Tipps fürs Praktikum

01: Immer sofort auf E-Mails antworten

Die Amerikaner sind deutlich kommunikativer als die Deutschen. Auch wenn es bei uns schon keinen guten Eindruck macht, lange für die Beantwortung von Nachrichten zu brauchen- in den USA geht das einfach gar nicht. Nach einem Tag sollte eine E-Mail in der Regel beantwortet sein, am gleichen Tag ist noch besser, nach 2 Tagen noch ok und drüber ist peinlich.

02: Dresscode beachten

Wenn das Praktikum näher rückt sollte man sich über den Dresscode der Firma informieren.

Formal/Professional: Entspricht in etwa dem deutschen gehobenen Bürostandard, also Anzug mit Krawatte für den Mann und Kostüm/Hosenanzug für die Frau. Wer es genau wissen guckt hier nach.
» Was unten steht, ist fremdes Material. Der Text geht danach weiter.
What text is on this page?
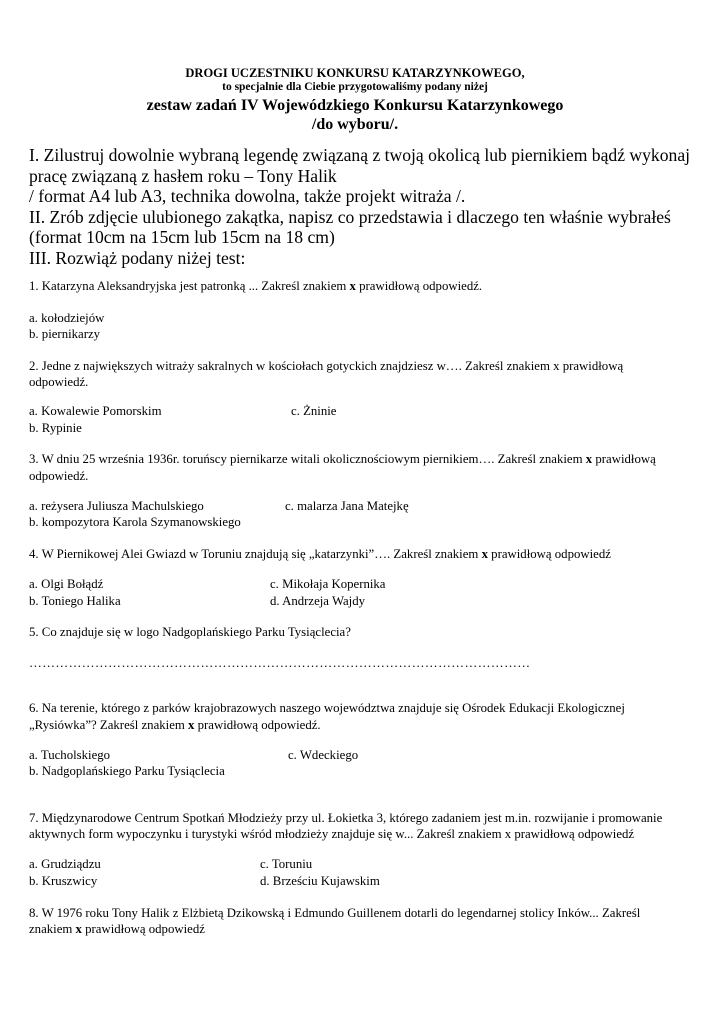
DROGI UCZESTNIKU KONKURSU KATARZYNKOWEGO,
to specjalnie dla Ciebie przygotowaliśmy podany niżej
zestaw zadań IV Wojewódzkiego Konkursu Katarzynkowego
/do wyboru/.
I. Zilustruj dowolnie wybraną legendę związaną z twoją okolicą lub piernikiem bądź wykonaj
pracę związaną z hasłem roku – Tony Halik
/ format A4 lub A3, technika dowolna, także projekt witraża /.
II. Zrób zdjęcie ulubionego zakątka, napisz co przedstawia i dlaczego ten właśnie wybrałeś
(format 10cm na 15cm lub 15cm na 18 cm)
III. Rozwiąż podany niżej test:
1. Katarzyna Aleksandryjska jest patronką ... Zakreśl znakiem x prawidłową odpowiedź.
a. kołodziejów
b. piernikarzy
2. Jedne z największych witraży sakralnych w kościołach gotyckich znajdziesz w…. Zakreśl znakiem x prawidłową odpowiedź.
a. Kowalewie Pomorskim	c. Żninie
b. Rypinie
3. W dniu 25 września 1936r. toruńscy piernikarze witali okolicznościowym piernikiem…. Zakreśl znakiem x prawidłową odpowiedź.
a. reżysera Juliusza Machulskiego	c. malarza Jana Matejkę
b. kompozytora Karola Szymanowskiego
4. W Piernikowej Alei Gwiazd w Toruniu znajdują się „katarzynki”…. Zakreśl znakiem x prawidłową odpowiedź
a. Olgi Bołądź	c. Mikołaja Kopernika
b. Toniego Halika	d. Andrzeja Wajdy
5. Co znajduje się w logo Nadgoplańskiego Parku Tysiąclecia?
……………………………………………………………………………………………………
6. Na terenie, którego z parków krajobrazowych naszego województwa znajduje się Ośrodek Edukacji Ekologicznej „Rysiówka”? Zakreśl znakiem x prawidłową odpowiedź.
a. Tucholskiego	c. Wdeckiego
b. Nadgoplańskiego Parku Tysiąclecia
7. Międzynarodowe Centrum Spotkań Młodzieży przy ul. Łokietka 3, którego zadaniem jest m.in. rozwijanie i promowanie aktywnych form wypoczynku i turystyki wśród młodzieży znajduje się w... Zakreśl znakiem x prawidłową odpowiedź
a. Grudziądzu	c. Toruniu
b. Kruszwicy	d. Brześciu Kujawskim
8. W 1976 roku Tony Halik z Elżbietą Dzikowską i Edmundo Guillenem dotarli do legendarnej stolicy Inków... Zakreśl znakiem x prawidłową odpowiedź
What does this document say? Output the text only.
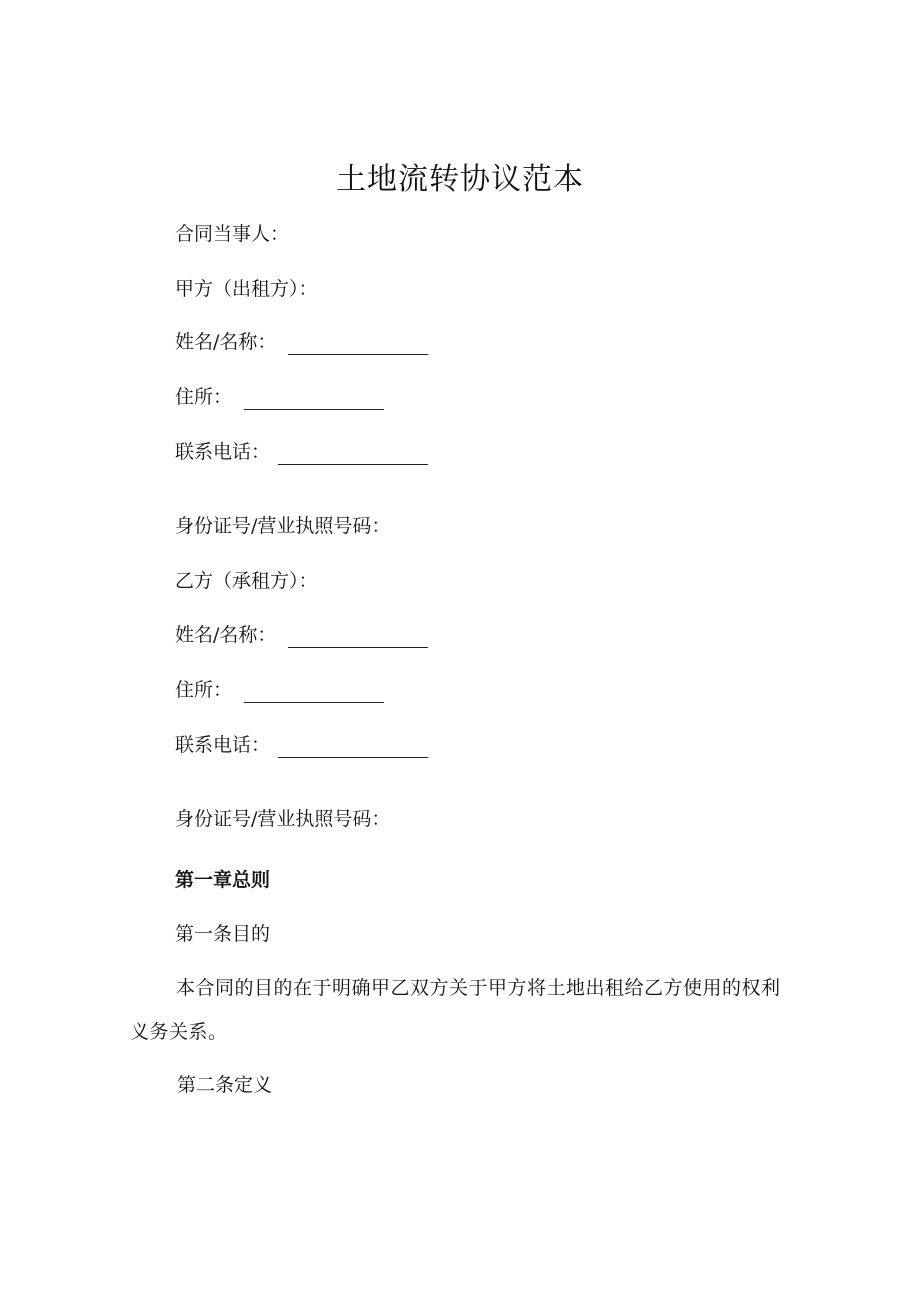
土地流转协议范本
合同当事人：
甲方（出租方）：
姓名/名称：
住所：
联系电话：
身份证号/营业执照号码：
乙方（承租方）：
姓名/名称：
住所：
联系电话：
身份证号/营业执照号码：
第一章总则
第一条目的
本合同的目的在于明确甲乙双方关于甲方将土地出租给乙方使用的权利义务关系。
第二条定义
Business Casual: Etwas lockerer. Hier gibt es von Unternehmen zu Unternehmen auch größere Unterschiede. Wichtig ist: Niemals Jeans tragen, immer eine Stoffhose. Mit einer Bluse/einem Hemd für obenrum kann man zudem nichts verkehrt machen. Ein netter Pullover (kein Sweatshirt) ist auch vollkommen ok. Die meisten don’ts werden schon durch den gesunden Menschenverstand geklärt, hier aber auch da nocheinmal eine Übersicht.

03: Amis richtig deuten

Amerikaner und Deutsche unterscheiden sich bei der Kommunikation teilweise erheblich. Amerikaner drücken sich meist indirekt aus. Direkte Kritik findet man selten. So steckt also auch nicht hinter jedem "Good Job" wirklich eine tolle Leistung. Man sollte schon genauer zuhören, um festzustellen, ob das Geleistete jetzt gut, spitze oder so naja war. Im Gegenzug sollte man natürlich auch nicht wie ein Holzfäller gleich direkte Kritik äußern. Da wären die meisten Amerikaner doch eher überrascht und würden sich doch tendenziell angegriffen fühlen.

Genauso ist es bei Einladungen. Direkte Ablehnungen einer Einladung gelten auch hier wieder als unhöflich. Man muss irgendwie die Balance finden zwischen "ich würde natürlich sterben um dabei zu sein" und "leider, leider, leider geht es da gerade nicht." Eine Kollegin von mir hat sich zum Beispiel einmal mit folgender sinngemäßer Antwort aus der Affaire gezogen: Sie wäre definitiv absolut dabei und freue sich auch schon total auf den Ausflug, außer, wenn das Wetter am entsprechenden Wochenende gut sein sollte, dann könne sie leider nicht. (Es war Juli).

Von Deutschen wird diese Form der Kommunikation oft als heuchlerisch und verlogen angesehen. Deutsche gelten bei den Amis dafür häufig als zu direkt.

Sicher gibt es bei den Amis wie auch bei den Deutschen stärkere und schwächere Vertreter des jeweiligen Stereotyps. Man sollte sich aber auf jeden Fall bei neuen Kontakten erst einmal (für das Problem sensibilisiert) vortasten und schauen, wie der Andere so tickt.